После ужина каждый возвращался в свою комнату, пока мадам Ланж мыла посуду, и Эли обычно первым незаметно покидал столовую, несмотря на то что у него единственного спальня не отапливалась.
Стан занимался допоздна, Эли знал об этом, потому что видел свет в его окне по другую сторону двора. Мадемуазель Лола, должно быть, читала или ничего не делала, может, просто лежала в своей кровати, устремив взгляд в потолок, мечтая и поглощая сладости.
Мишель Зограффи уже дважды уходил куда-то вечером, и в первый раз, когда он вернулся, мадам Ланж пришлось вставать, чтобы открыть ему дверь, потому что он забыл свой ключ.
Однажды, выходя из-за стола, он спросил у Эли:
— Не хотите пропустить со мной по стаканчику в городе?

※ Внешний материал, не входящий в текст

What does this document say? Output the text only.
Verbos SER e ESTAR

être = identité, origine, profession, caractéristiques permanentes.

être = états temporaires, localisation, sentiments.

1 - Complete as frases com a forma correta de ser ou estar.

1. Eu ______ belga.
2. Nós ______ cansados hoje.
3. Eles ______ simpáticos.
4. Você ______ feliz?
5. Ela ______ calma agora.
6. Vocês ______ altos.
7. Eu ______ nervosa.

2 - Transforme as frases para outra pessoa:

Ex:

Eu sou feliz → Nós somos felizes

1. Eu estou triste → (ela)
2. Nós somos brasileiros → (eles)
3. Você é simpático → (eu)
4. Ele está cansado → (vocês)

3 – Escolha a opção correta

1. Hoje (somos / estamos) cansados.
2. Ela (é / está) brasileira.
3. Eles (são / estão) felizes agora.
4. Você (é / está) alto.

Мишель заметно покраснел, когда поляк ему ответил:
— Я не пью.
Кстати, это было правдой.
— Но мы могли бы выпить чаю?
— Я не люблю ходить в кафе.
Честно говоря, он там ни разу не был, лишь бросал украдкой взгляд, проходя мимо, и в некоторых кафе была такая же спокойная и внушающая доверие обстановка, как на кухне мадам Ланж. Было видно, как студенты часами болтают за своими напитками, а другие в глубине зала играют в бильярд.
Он предпочитал ни у кого ничего не одалживать, будь то кружка пива или чашка чаю. Понял ли это Мишель? Обиделся ли на его отказ? Это было неизвестно.
В этот четверг с самого утра Эли думал о том, чем он займется, когда хозяйка уйдет, и уже битый час он сидел в сомнениях, пытаясь заставить себя заниматься, стыдясь искушения, перед которым, как ему уже стало ясно, он не сможет устоять.
Когда он встал, чтобы подбросить угля в печь, и увидел снежные хлопья, парящие в неподвижном воздухе двора, он решил больше не сопротивляться. Выйдя в коридор, он открыл входную дверь и бросил взгляд на пустую холодную улицу.
За эту неделю Мишель еще ни разу не вернулся домой раньше пяти часов вечера, а чаще всего было уже около шести, когда он вставлял ключ в замочную скважину.
Впервые за то время, как новый постоялец поселился в доме, Эли вошел в гранатовую комнату, где тепло было еще более мягким и обволакивающим, чем на кухне, совсем другого качества, из-за постоянно подтапливаемой печки, за слюдяной загородкой которой танцевали языки пламени.
На улице еще не стемнело, но из-за штор на окнах в комнате царил полумрак, и контуры предметов в углах начинали расплываться.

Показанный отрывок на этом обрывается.